I could go into more detail, but the study above gives the information more accurately than I ever could, and sites such as the Barefoot Running University
also give some fantastic insight if you’re after more. The end result of me doing my research was that I was firmly convinced that running naturally and focusing on a forefoot strike was the way forward for me. Having been running now for over half a year, I believe I have transitioned well to a mid-foot strike rather than heel or forefoot. It may be that over time I transition even further forward, but the mid-foot strike, with my feet landing underneath my body mass as I run is really working for me. My calf injury of last year from trying too much too soon has gone completely, and I feel happy running and am getting quicker, even over distances approaching 10miles
As much as I’d love the idea of running entirely barefoot and feeling every step I run, the streets and climate of Southampton and the UK in general are not conducive to going all-in for the barefoot movement. Against my wife and my bank accounts’ better judgement, I have already tested out a few different types of running shoe to try and work out what feels best for me and settled on a minimalist-with-some-cushioning end of the spectrum rather than trying to get as close to barefoot as possible. I’ll discuss my shoe collection in a later post I’m sure.The four things I feel are important in a running shoe are the following:
- Level or minimal heel-toe drop, meaning that any cushioning/sole below the foot should be as close to the same width as possible the whole way along the shoe. A raised, excessively cushioned heel is not an option as this gets in the way of a natural midfoot landing.
- Flexibility along the sole (or last) in all directions. My foot bends naturally in multiple directions and so should my shoe.
- The sole shouldn’t be overly soft or overly thick for two reasons. Firstly, more cushioning simply weighs more, and it’s easier to run with less weight on the feet. Secondly cushioning makes it hard to feel and respond to the floor, what is known as ‘proprioception’ or ground feel. If you can feel what is under your feet better, you can respond quickly to unexpected changes in the surface you’re running on.
- Wide toe box.

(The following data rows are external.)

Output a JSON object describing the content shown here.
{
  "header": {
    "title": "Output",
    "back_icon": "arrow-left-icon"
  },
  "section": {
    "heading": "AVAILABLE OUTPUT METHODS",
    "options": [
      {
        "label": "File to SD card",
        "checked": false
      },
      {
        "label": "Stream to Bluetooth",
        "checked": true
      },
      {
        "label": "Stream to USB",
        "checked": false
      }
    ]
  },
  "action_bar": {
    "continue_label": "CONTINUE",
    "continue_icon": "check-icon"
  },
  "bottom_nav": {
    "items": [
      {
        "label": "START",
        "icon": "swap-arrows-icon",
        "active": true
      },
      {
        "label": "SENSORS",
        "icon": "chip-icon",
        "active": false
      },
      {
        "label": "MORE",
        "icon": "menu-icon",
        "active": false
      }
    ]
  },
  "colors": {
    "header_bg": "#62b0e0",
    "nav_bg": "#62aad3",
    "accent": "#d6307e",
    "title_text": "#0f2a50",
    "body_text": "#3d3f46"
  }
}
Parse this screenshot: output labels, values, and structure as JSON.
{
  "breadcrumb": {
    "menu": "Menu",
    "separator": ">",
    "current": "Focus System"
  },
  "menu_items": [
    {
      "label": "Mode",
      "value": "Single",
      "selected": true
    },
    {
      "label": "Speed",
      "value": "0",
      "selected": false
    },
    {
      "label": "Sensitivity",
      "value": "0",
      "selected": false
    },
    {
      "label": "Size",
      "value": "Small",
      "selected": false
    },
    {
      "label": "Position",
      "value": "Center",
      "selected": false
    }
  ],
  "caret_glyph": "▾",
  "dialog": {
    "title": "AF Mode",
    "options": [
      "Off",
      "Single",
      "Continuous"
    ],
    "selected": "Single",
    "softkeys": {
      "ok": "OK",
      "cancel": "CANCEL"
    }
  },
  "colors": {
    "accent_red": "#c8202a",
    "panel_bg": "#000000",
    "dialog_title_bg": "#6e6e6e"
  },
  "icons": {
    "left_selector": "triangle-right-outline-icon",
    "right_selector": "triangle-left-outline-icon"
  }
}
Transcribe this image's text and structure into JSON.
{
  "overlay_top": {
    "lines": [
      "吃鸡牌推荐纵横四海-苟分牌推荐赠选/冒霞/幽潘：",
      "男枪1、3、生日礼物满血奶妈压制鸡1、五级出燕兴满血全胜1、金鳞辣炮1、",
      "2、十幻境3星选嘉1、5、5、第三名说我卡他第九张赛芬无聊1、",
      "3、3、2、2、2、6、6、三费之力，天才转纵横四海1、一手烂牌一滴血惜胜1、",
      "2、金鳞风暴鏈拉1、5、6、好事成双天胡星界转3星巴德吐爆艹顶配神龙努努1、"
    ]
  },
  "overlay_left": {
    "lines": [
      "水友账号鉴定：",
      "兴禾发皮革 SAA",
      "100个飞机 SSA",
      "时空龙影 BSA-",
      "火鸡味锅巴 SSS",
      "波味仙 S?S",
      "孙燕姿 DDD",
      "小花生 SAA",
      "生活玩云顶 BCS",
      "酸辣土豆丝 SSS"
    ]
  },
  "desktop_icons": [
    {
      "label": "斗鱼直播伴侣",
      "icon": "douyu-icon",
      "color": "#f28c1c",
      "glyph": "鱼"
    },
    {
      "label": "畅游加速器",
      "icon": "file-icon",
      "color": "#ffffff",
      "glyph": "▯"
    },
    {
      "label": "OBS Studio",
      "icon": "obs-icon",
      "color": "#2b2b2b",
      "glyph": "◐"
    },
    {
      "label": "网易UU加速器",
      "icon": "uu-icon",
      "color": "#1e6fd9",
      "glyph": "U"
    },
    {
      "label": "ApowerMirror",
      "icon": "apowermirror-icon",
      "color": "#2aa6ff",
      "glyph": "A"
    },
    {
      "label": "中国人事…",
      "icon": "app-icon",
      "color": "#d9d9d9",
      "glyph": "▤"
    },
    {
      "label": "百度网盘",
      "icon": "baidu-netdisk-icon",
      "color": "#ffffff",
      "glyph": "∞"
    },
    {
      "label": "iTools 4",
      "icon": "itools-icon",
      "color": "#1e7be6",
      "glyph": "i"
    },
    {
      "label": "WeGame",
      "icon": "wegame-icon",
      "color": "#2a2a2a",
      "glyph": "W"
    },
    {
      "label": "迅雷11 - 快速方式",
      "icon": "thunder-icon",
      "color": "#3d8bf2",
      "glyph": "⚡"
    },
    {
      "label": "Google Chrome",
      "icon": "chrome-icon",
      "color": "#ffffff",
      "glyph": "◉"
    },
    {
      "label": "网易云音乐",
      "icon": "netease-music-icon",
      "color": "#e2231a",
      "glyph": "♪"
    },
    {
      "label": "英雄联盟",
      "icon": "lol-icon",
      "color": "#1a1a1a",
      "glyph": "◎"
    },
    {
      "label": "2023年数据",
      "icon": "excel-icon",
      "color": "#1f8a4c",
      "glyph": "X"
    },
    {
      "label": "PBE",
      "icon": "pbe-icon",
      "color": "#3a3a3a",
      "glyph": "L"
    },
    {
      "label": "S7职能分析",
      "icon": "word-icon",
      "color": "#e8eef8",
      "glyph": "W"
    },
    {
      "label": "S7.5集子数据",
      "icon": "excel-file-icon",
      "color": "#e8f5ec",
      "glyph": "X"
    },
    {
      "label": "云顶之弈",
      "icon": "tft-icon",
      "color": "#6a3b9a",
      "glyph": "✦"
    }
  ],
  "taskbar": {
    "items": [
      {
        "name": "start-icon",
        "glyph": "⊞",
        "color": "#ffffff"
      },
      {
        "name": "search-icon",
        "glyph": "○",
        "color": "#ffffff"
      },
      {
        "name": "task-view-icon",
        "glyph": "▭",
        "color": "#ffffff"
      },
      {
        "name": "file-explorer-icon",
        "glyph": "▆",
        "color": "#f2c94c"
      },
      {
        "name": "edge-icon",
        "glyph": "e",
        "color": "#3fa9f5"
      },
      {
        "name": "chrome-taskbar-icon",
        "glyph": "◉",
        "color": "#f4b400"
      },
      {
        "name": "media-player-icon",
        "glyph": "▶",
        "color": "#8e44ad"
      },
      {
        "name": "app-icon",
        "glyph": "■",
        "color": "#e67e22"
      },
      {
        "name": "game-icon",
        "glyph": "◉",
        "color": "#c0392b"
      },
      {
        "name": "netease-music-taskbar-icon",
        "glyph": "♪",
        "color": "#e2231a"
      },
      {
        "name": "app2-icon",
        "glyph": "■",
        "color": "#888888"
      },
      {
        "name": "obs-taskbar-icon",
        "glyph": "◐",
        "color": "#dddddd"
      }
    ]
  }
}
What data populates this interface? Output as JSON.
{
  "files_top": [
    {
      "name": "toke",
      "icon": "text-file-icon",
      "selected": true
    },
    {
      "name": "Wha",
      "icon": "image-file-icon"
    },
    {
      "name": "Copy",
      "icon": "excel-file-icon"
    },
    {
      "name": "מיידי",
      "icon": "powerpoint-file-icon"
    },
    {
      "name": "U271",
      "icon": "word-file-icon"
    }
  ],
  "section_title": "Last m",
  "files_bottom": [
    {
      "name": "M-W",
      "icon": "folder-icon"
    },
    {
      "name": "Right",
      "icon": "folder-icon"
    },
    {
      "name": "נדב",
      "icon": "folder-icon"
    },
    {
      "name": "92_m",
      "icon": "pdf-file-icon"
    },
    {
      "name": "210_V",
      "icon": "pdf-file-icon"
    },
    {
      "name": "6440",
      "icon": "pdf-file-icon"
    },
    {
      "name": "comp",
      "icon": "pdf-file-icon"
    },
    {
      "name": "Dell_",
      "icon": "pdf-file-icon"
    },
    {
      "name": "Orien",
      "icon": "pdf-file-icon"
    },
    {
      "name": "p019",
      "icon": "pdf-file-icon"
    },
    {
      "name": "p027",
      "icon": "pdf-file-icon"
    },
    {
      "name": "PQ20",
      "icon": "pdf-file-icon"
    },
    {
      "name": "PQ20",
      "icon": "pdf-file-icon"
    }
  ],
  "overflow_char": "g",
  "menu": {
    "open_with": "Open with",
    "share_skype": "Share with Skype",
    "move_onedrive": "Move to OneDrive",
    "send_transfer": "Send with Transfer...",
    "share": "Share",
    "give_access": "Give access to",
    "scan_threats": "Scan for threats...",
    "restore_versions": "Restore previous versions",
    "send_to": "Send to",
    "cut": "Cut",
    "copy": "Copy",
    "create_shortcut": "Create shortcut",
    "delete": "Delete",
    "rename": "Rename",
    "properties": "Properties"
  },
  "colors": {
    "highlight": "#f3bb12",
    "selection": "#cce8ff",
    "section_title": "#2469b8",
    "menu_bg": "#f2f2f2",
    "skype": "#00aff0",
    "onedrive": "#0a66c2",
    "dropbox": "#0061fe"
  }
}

I don’t know about you, but my foot naturally is not the shape of the end of a pair of shoes, I like walking around the house barefoot and my toes naturally splay out to support my body weight. I want to be able to do that in my running shoes too, for stability and responsiveness.
Top two pictures are of a person who has never worn shoes. The bottom two are of a person who has.
The above picture speaks volumes for the effect of tight fitting or shaped shoes. I plan for the rest of my life to remember that image when buying shoes for any type of activity, not just running. My goal is to run as close to naturally as possible and run as far as possible, this may require some padding below my feet as I adjust to first running for 26.2miles and then further. The thing that sticks in my mind the most came from my older brother when I first spoke about the toe-shoes and why they make sense his response was “You mean, God designed us right in the first place?”.